In order to win the playoff series, a team has to win a certain number of games before the opponent wins that number. To model this distribution based on pure randomness, you can use the negative binomial distribution to determine the probability that the Favorite will win a 7-game playoff series in 4, 5, 6, or 7 games. If you wanted to design a playoff series to minimize the chances that the underdog will win, you’d want to choose a number of games which would have the smallest probability of the underdog winning the series.
This chart shows the probability for all 8 possible outcomes of a 7-game playoff series based of a 55/45 winning percentage split and pure randomness with no home-field advantage. As you can see there’s a substantial chance [39% probability] that the Underdog will win a 7-game series. 39% is rather large, and this is a 7-game series. Baseball also employs a 5-game series for their division series (LDS) and a one-game playoff for the the Wild Card round (WC). The chances of an upset becomes more likely as the number of games decreases. I’ve also added another set of teams (60/40 split — greater disparity) for comparison’s sake.

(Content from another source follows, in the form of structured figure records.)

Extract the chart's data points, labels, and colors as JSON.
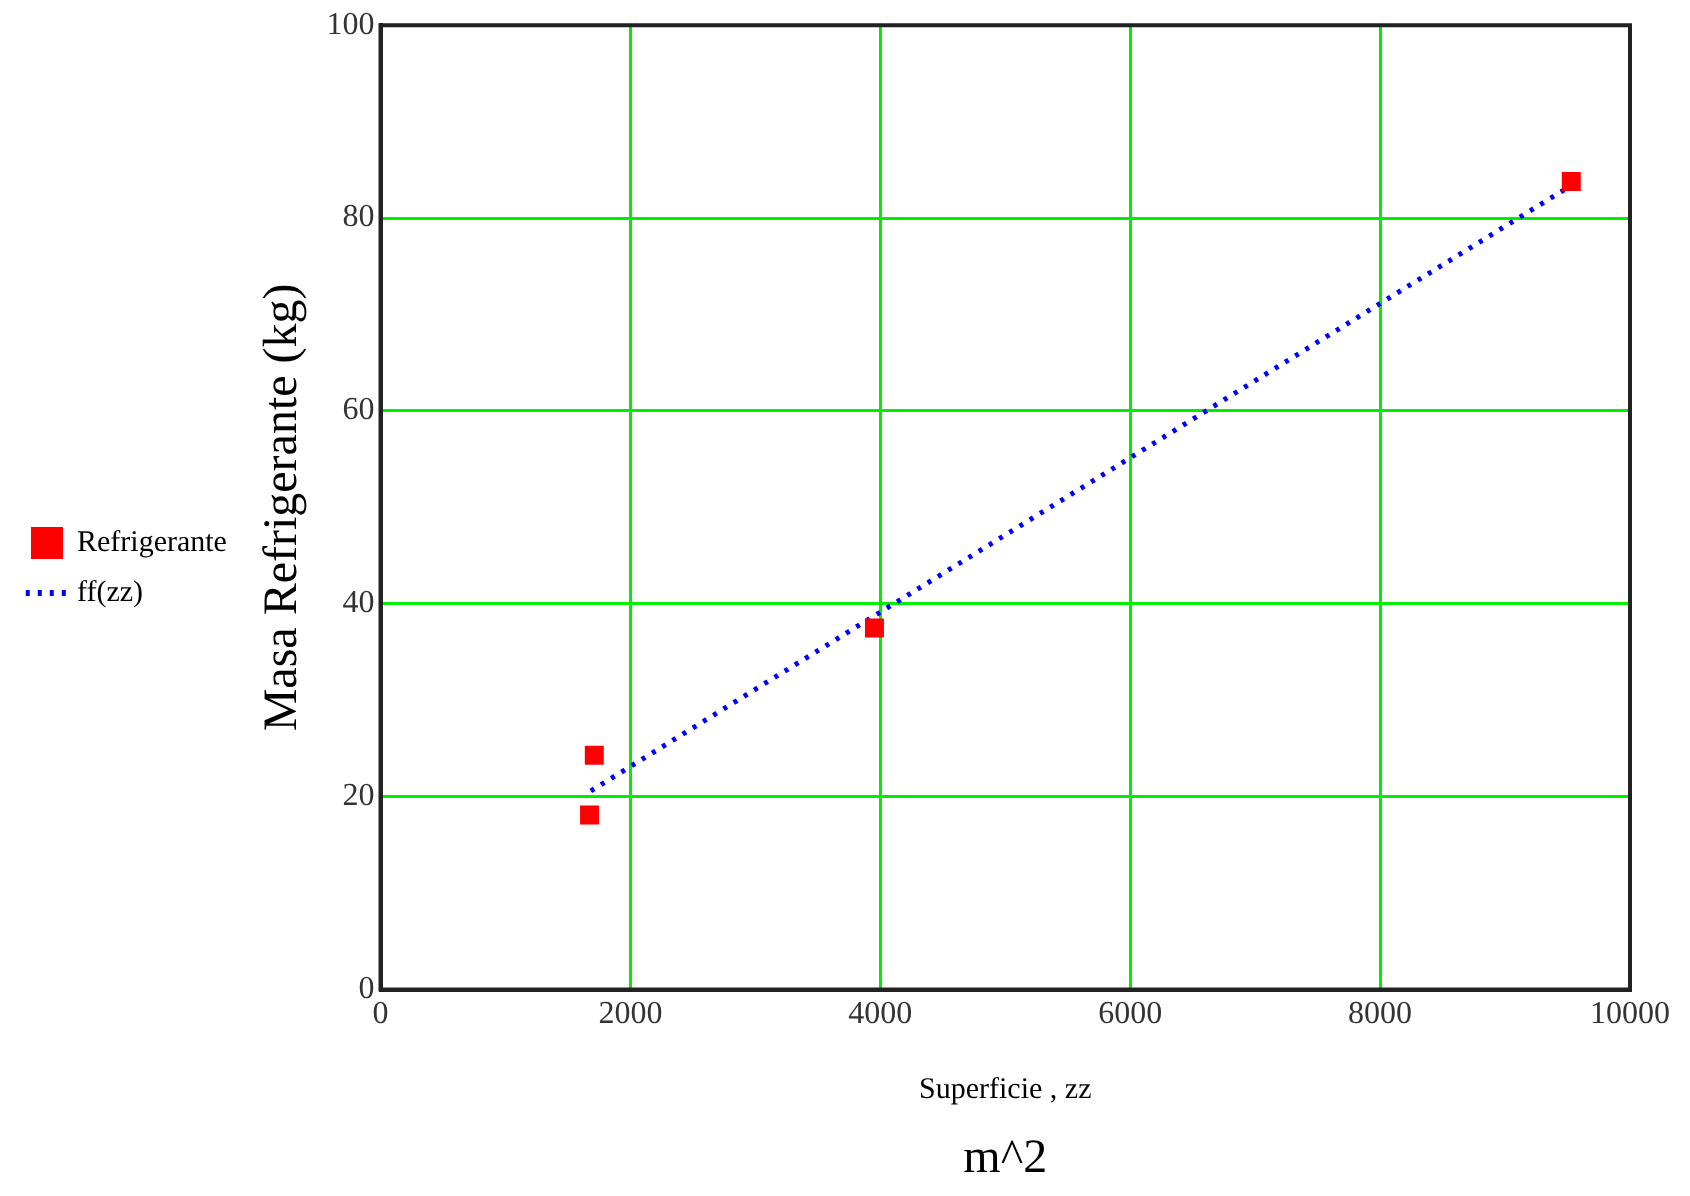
{
  "chart_data": {
    "type": "scatter",
    "xlabel": "Superficie , zz",
    "ylabel": "Masa Refrigerante (kg)",
    "annotations": [
      "m^2"
    ],
    "xlim": [
      0,
      10000
    ],
    "xticks": [
      0,
      2000,
      4000,
      6000,
      8000,
      10000
    ],
    "ylim": [
      0,
      100
    ],
    "yticks": [
      0,
      20,
      40,
      60,
      80,
      100
    ],
    "grid": true,
    "legend": "left",
    "series": [
      {
        "name": "Refrigerante",
        "type": "scatter",
        "color": "#ff0000",
        "marker": "square",
        "x": [
          1673,
          1711,
          3953,
          9530
        ],
        "values": [
          18.1,
          24.3,
          37.5,
          83.8
        ]
      },
      {
        "name": "ff(zz)",
        "type": "line",
        "color": "#0000ff",
        "marker": "none",
        "line_style": "dotted",
        "x": [
          1683,
          9494
        ],
        "values": [
          20.6,
          83.1
        ]
      }
    ]
  }
}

It should be obvious that the 1-game series has the greatest chance of an upset, hence the objections to its use in baseball. Though my contention would be that a 3-game series does not offer much more certainty that the best team will win.
The Math Side
I first calculated these probabilities by writing out all the possible combinations then adding up those probabilities. I have since realized there was a much easier way to determine these probabilities, and that is by using the negative binomial distribution (NBD). If you want to familiarize yourself with what the distribution represents please read the count data primer. In short, the NBD will determine the probability that a team will lose a certain number of games [0-3] before the other team wins 4 games. The NBD is defined by the following function:
$latex P(X=k) = {{r+k-1}\choose{k}} p^{r} (1-p)^{k}&s=2$
where X is the random variable whose probability we are calculating, k is number of Team A losses [this will vary], r is the number of Team A wins [for the 7-game series, it will be 4 games], and p is the probability of Team A winning. In the case of this example we will be determining the probability of Team A winning a 7-game series, when Team A has a 55%/45% advantage over Team B.

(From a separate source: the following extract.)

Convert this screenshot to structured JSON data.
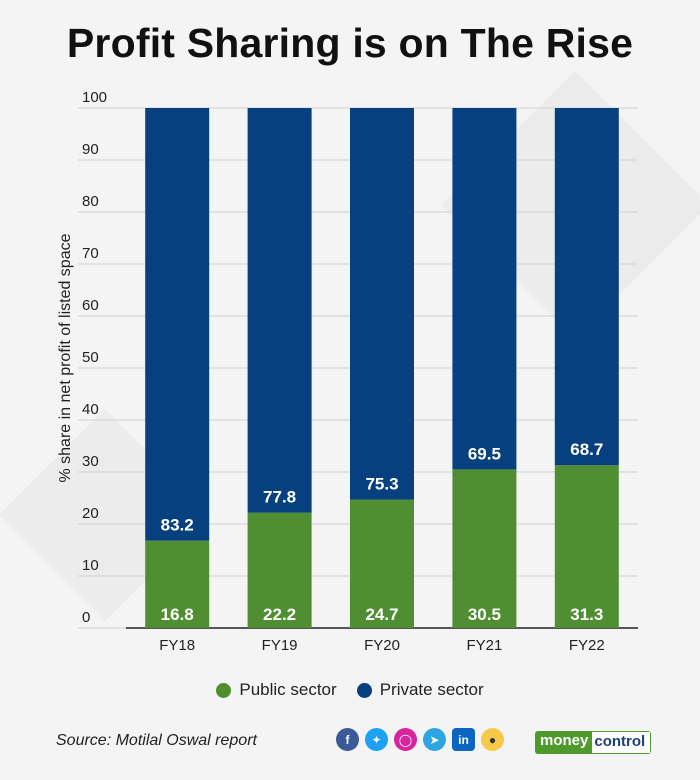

$latex P(X=2) = {{4+2-1}\choose{2}} 0.55^{4} (1-0.55)^{2}&s=2$
$latex P(X=2) = {{4+2-1}\choose{2}} 0.55^{4} (1-0.55)^{2}&s=2$
$latex P(X=2) = 10 * 0.0915 * 0.2025 = 18.53\% &s=2$
This is the probability for just one possible outcome, Team A wins the series in 6 games. To determine the probability that Team A wins the series, you add the probabilities for each outcome Team A wins in 4, 5, 6, or 7 games. So this calculation then repeated for every loss possibility:
$latex P(WinningSeries) = P(X=0) + P(X=1) + P(X=2) + P(X=3)&s=0$
$latex P(WinningSeries) = 9.15\% + 16.47\% + 18.53\% + 16.68\% = 60.83\%&s=0$
From these calculations, there is a 60.83% chance that the Team A wins just by randomness. Conversely, there is a 39.17% [100% – 60.83%] chance that Team B, the inferior team, wins because of random sequencing.
Conclusion
The MLB Wild Card game rightfully gets criticized for being too susceptible to having a bad day or getting a bad bounce. I wanted to illustrate that any playoff series has a lot of randomness in it. Beyond the numbers, people remember the bad bounces way more than they remember the positive or neutral events that occur [negativity bias]. A bad bounce or a pitcher having a bad day could easily benefit the team you are rooting for. The only real way to root out the randomness you would need to play hundreds of games, and somehow I don’t think that is feasible.